Un employé insulté par un usager. Une infirmière menacée. Un préposé qui encaisse, encore, « parce que ça fait partie du métier ».
On appelle ça de l'incivilité. C'est en réalité le symptôme d'une fracture beaucoup plus large.
La déliaison sociale ne s'arrête pas à la porte de l'organisation
Il est une fracture silencieuse qui ne fait aucun bruit, mais dont les répercussions ébranlent le cœur même de nos organisations.
À une époque marquée par la vitesse, l'hyperconnexion technologique et l'effritement des repères collectifs, nous assistons à ce que les psychosociologues nomment l’emprise de la déliaison. Le tissu social s'étiole. Les individus, rétractés dans un réflexe de protection ou d'anxiété face à un monde incertain, se replient sur eux-mêmes. Les espaces publics perdent leur fonction de rencontre, et ce qui constituait autrefois le « vivre-ensemble » se dissout dans des trajectoires atomisées.
Pourtant, l'humain n'est pas fait pour vivre en atome isolé. Et lorsque cette déliaison sociétale franchit le seuil de nos entreprises et de nos institutions, elle ne reste pas à la porte. Elle transforme nos milieux de travail en miroirs de ces tensions contemporaines.
Ce que la théorie de la vitre brisée nous apprend
Zimbardo, Wilson et Kelling l'ont démontré : un premier signe de désordre toléré appelle le suivant. L'impunité s'installe. L'incivilité se multiplie.

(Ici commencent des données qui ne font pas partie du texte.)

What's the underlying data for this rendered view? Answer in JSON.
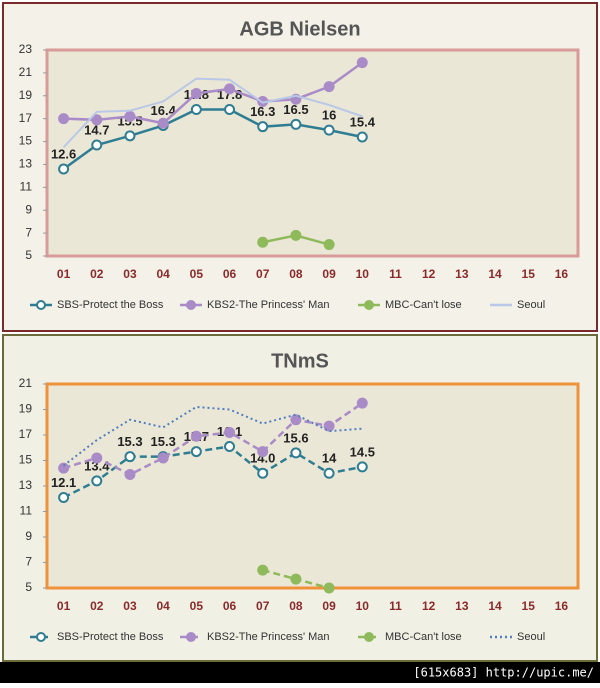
{
  "chart_data": [
    {
      "type": "line",
      "title": "AGB Nielsen",
      "categories": [
        "01",
        "02",
        "03",
        "04",
        "05",
        "06",
        "07",
        "08",
        "09",
        "10",
        "11",
        "12",
        "13",
        "14",
        "15",
        "16"
      ],
      "ylim": [
        5,
        23
      ],
      "yticks": [
        5,
        7,
        9,
        11,
        13,
        15,
        17,
        19,
        21,
        23
      ],
      "series": [
        {
          "name": "SBS-Protect the Boss",
          "color": "#2e7d92",
          "dash": "solid",
          "marker": "hollow",
          "data_labels": true,
          "values": [
            12.6,
            14.7,
            15.5,
            16.4,
            17.8,
            17.8,
            16.3,
            16.5,
            16,
            15.4,
            null,
            null,
            null,
            null,
            null,
            null
          ]
        },
        {
          "name": "KBS2-The Princess' Man",
          "color": "#a98bc8",
          "dash": "solid",
          "marker": "filled",
          "values": [
            17.0,
            16.9,
            17.2,
            16.6,
            19.2,
            19.6,
            18.5,
            18.7,
            19.8,
            21.9,
            null,
            null,
            null,
            null,
            null,
            null
          ]
        },
        {
          "name": "MBC-Can't lose",
          "color": "#8fba5c",
          "dash": "solid",
          "marker": "filled",
          "values": [
            null,
            null,
            null,
            null,
            null,
            null,
            6.2,
            6.8,
            6.0,
            null,
            null,
            null,
            null,
            null,
            null,
            null
          ]
        },
        {
          "name": "Seoul",
          "color": "#b8c8e6",
          "dash": "solid",
          "marker": "none",
          "values": [
            14.5,
            17.6,
            17.7,
            18.5,
            20.5,
            20.4,
            18.4,
            19.0,
            18.2,
            17.2,
            null,
            null,
            null,
            null,
            null,
            null
          ]
        }
      ]
    },
    {
      "type": "line",
      "title": "TNmS",
      "categories": [
        "01",
        "02",
        "03",
        "04",
        "05",
        "06",
        "07",
        "08",
        "09",
        "10",
        "11",
        "12",
        "13",
        "14",
        "15",
        "16"
      ],
      "ylim": [
        5,
        21
      ],
      "yticks": [
        5,
        7,
        9,
        11,
        13,
        15,
        17,
        19,
        21
      ],
      "series": [
        {
          "name": "SBS-Protect the Boss",
          "color": "#2e7d92",
          "dash": "dashed",
          "marker": "hollow",
          "data_labels": true,
          "values": [
            12.1,
            13.4,
            15.3,
            15.3,
            15.7,
            16.1,
            14.0,
            15.6,
            14,
            14.5,
            null,
            null,
            null,
            null,
            null,
            null
          ],
          "value_labels": [
            "12.1",
            "13.4",
            "15.3",
            "15.3",
            "15.7",
            "16.1",
            "14.0",
            "15.6",
            "14",
            "14.5",
            null,
            null,
            null,
            null,
            null,
            null
          ]
        },
        {
          "name": "KBS2-The Princess' Man",
          "color": "#a98bc8",
          "dash": "dashed",
          "marker": "filled",
          "values": [
            14.4,
            15.2,
            13.9,
            15.2,
            16.9,
            17.2,
            15.7,
            18.2,
            17.7,
            19.5,
            null,
            null,
            null,
            null,
            null,
            null
          ]
        },
        {
          "name": "MBC-Can't lose",
          "color": "#8fba5c",
          "dash": "dashed",
          "marker": "filled",
          "values": [
            null,
            null,
            null,
            null,
            null,
            null,
            6.4,
            5.7,
            5.0,
            null,
            null,
            null,
            null,
            null,
            null,
            null
          ]
        },
        {
          "name": "Seoul",
          "color": "#4f7fc0",
          "dash": "dotted",
          "marker": "none",
          "values": [
            14.6,
            16.6,
            18.2,
            17.6,
            19.2,
            19.0,
            17.9,
            18.6,
            17.3,
            17.5,
            null,
            null,
            null,
            null,
            null,
            null
          ]
        }
      ]
    }
  ],
  "footer": "[615x683] http://upic.me/"
}
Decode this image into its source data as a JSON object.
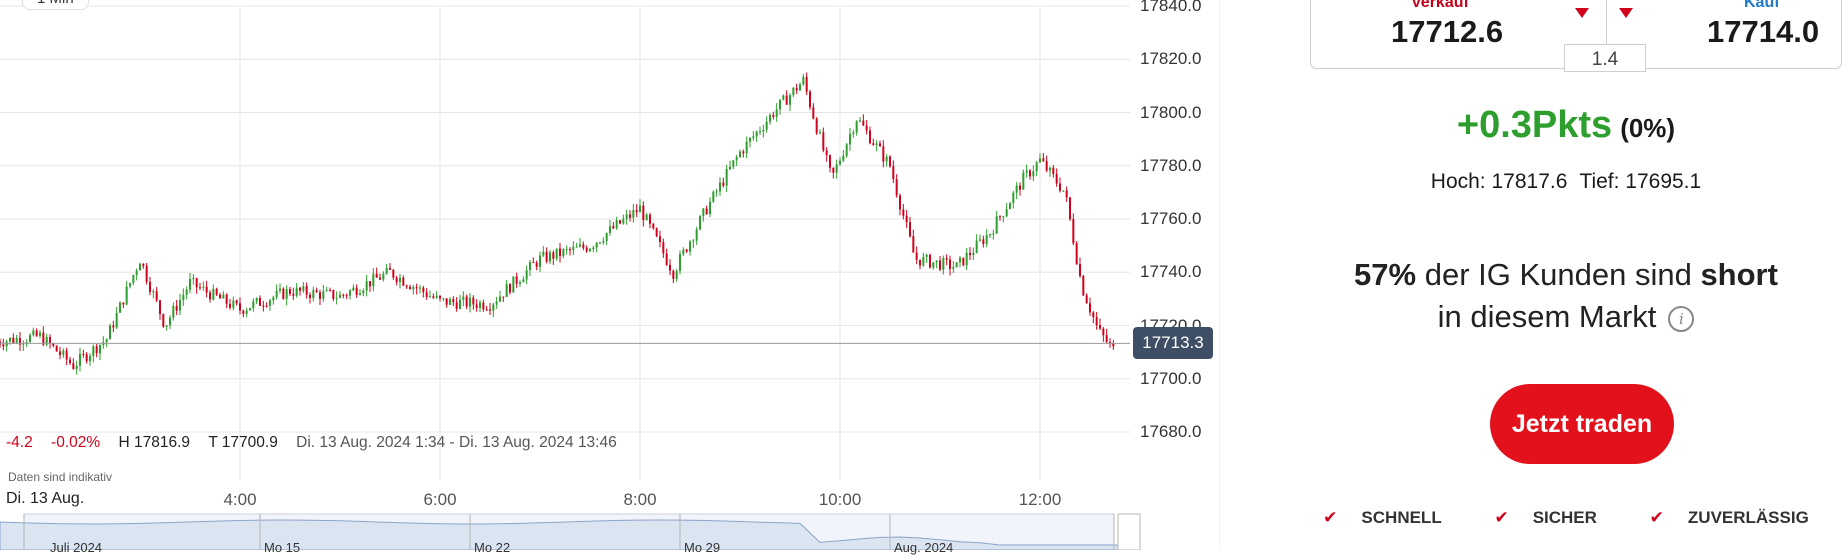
{
  "chart": {
    "interval": "1 Min",
    "stats": {
      "change_points": "-4.2",
      "change_percent": "-0.02%",
      "high": "H 17816.9",
      "low": "T 17700.9",
      "range": "Di. 13 Aug. 2024 1:34 - Di. 13 Aug. 2024 13:46"
    },
    "indicative_note": "Daten sind indikativ",
    "date_label": "Di. 13 Aug.",
    "x_labels": [
      "4:00",
      "6:00",
      "8:00",
      "10:00",
      "12:00"
    ],
    "y_labels": [
      "17840.0",
      "17820.0",
      "17800.0",
      "17780.0",
      "17760.0",
      "17740.0",
      "17720.0",
      "17700.0",
      "17680.0"
    ],
    "current_price_tag": "17713.3",
    "navigator_labels": [
      "Juli 2024",
      "Mo 15",
      "Mo 22",
      "Mo 29",
      "Aug. 2024"
    ],
    "colors": {
      "up": "#2e9e2e",
      "down": "#d0021b",
      "grid": "#e6e6e6",
      "price_tag": "#3e4e65"
    }
  },
  "chart_data": {
    "type": "candlestick",
    "x_range": [
      "1:34",
      "13:46"
    ],
    "ylim": [
      17680,
      17840
    ],
    "ticks_x": [
      "4:00",
      "6:00",
      "8:00",
      "10:00",
      "12:00"
    ],
    "path": [
      [
        "1:34",
        17714
      ],
      [
        "2:00",
        17716
      ],
      [
        "2:20",
        17705
      ],
      [
        "2:40",
        17715
      ],
      [
        "3:00",
        17745
      ],
      [
        "3:15",
        17720
      ],
      [
        "3:30",
        17736
      ],
      [
        "4:00",
        17726
      ],
      [
        "4:30",
        17733
      ],
      [
        "5:00",
        17731
      ],
      [
        "5:30",
        17740
      ],
      [
        "6:00",
        17729
      ],
      [
        "6:30",
        17728
      ],
      [
        "7:00",
        17745
      ],
      [
        "7:30",
        17750
      ],
      [
        "8:00",
        17764
      ],
      [
        "8:20",
        17740
      ],
      [
        "8:40",
        17764
      ],
      [
        "9:00",
        17785
      ],
      [
        "9:20",
        17800
      ],
      [
        "9:38",
        17812
      ],
      [
        "9:55",
        17775
      ],
      [
        "10:10",
        17798
      ],
      [
        "10:30",
        17780
      ],
      [
        "10:45",
        17745
      ],
      [
        "11:10",
        17742
      ],
      [
        "11:30",
        17755
      ],
      [
        "11:50",
        17775
      ],
      [
        "12:00",
        17782
      ],
      [
        "12:15",
        17770
      ],
      [
        "12:25",
        17735
      ],
      [
        "12:35",
        17718
      ],
      [
        "12:45",
        17710
      ]
    ],
    "current_price": 17713.3,
    "high": 17816.9,
    "low": 17700.9
  },
  "quote": {
    "sell_label": "Verkauf",
    "sell_price": "17712.6",
    "buy_label": "Kauf",
    "buy_price": "17714.0",
    "spread": "1.4",
    "change_points": "+0.3Pkts",
    "change_percent": "(0%)",
    "high": "Hoch: 17817.6",
    "low": "Tief: 17695.1"
  },
  "sentiment": {
    "percent": "57%",
    "text_before": " der IG Kunden sind ",
    "direction": "short",
    "line2": "in diesem Markt"
  },
  "cta": {
    "label": "Jetzt traden"
  },
  "features": [
    "SCHNELL",
    "SICHER",
    "ZUVERLÄSSIG"
  ]
}
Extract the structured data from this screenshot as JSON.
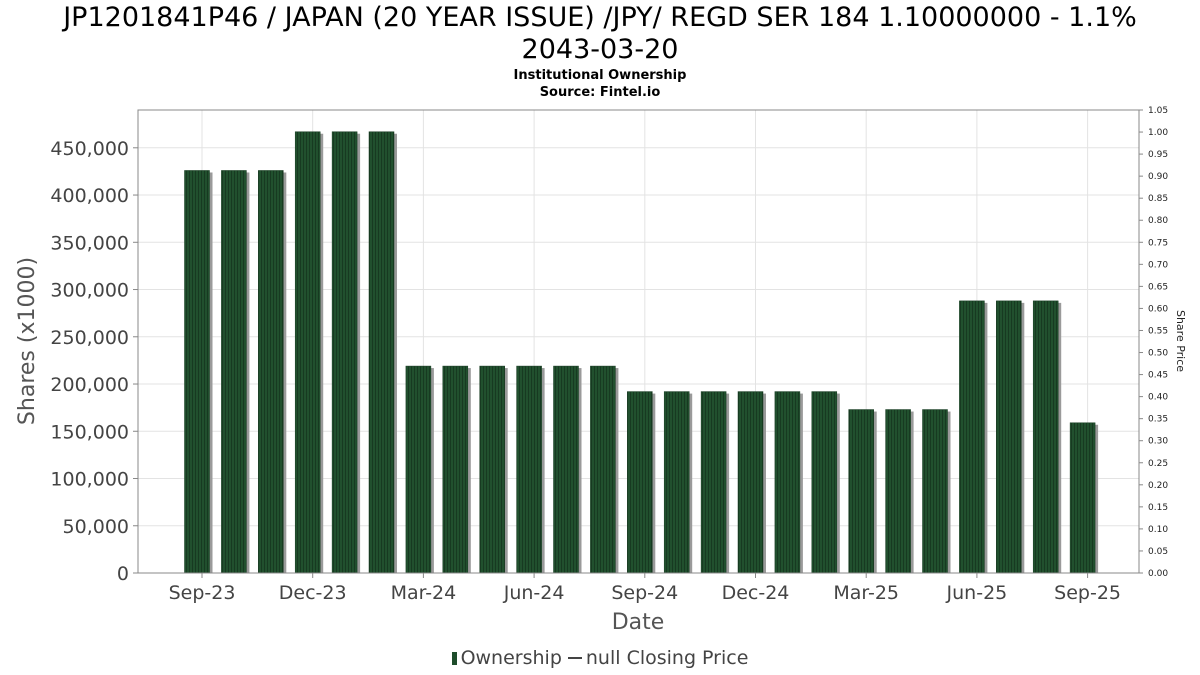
{
  "chart_data": {
    "type": "bar",
    "title_line1": "JP1201841P46 / JAPAN (20 YEAR ISSUE) /JPY/ REGD SER 184 1.10000000 - 1.1%",
    "title_line2": "2043-03-20",
    "subtitle": "Institutional Ownership",
    "source": "Source: Fintel.io",
    "xlabel": "Date",
    "ylabel": "Shares (x1000)",
    "y2label": "Share Price",
    "ylim": [
      0,
      490000
    ],
    "y2lim": [
      0,
      1.05
    ],
    "y_ticks": [
      0,
      50000,
      100000,
      150000,
      200000,
      250000,
      300000,
      350000,
      400000,
      450000
    ],
    "y_tick_labels": [
      "0",
      "50,000",
      "100,000",
      "150,000",
      "200,000",
      "250,000",
      "300,000",
      "350,000",
      "400,000",
      "450,000"
    ],
    "y2_tick_labels": [
      "0.00",
      "0.05",
      "0.10",
      "0.15",
      "0.20",
      "0.25",
      "0.30",
      "0.35",
      "0.40",
      "0.45",
      "0.50",
      "0.55",
      "0.60",
      "0.65",
      "0.70",
      "0.75",
      "0.80",
      "0.85",
      "0.90",
      "0.95",
      "1.00",
      "1.05"
    ],
    "x_tick_labels": [
      "Sep-23",
      "Dec-23",
      "Mar-24",
      "Jun-24",
      "Sep-24",
      "Dec-24",
      "Mar-25",
      "Jun-25",
      "Sep-25"
    ],
    "grid": true,
    "legend_position": "bottom",
    "series": [
      {
        "name": "Ownership",
        "color": "#1e4d2b",
        "values": [
          426000,
          426000,
          426000,
          467000,
          467000,
          467000,
          219000,
          219000,
          219000,
          219000,
          219000,
          219000,
          192000,
          192000,
          192000,
          192000,
          192000,
          192000,
          173000,
          173000,
          173000,
          288000,
          288000,
          288000,
          159000
        ]
      }
    ],
    "legend": {
      "ownership_label": "Ownership",
      "price_label": "null Closing Price"
    }
  }
}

Dans nos services publics, nos réseaux de santé, nos organisations de service : le même mécanisme opère. Ce qu'on laisse passer une fois, on le subit deux fois.
Lorsque le lien social s'affaiblit, la confiance mutuelle s'effondre. C'est ici que la célèbre Théorie de la vitre brisée (développée par Zimbardo, Wilson et Kelling) trouve une résonance saisissante dans nos environnements de travail : si l'on laisse une première dégradation ou un premier signe de désordre sans réaction, l'impunité s'installe et l'incivilité se multiplie.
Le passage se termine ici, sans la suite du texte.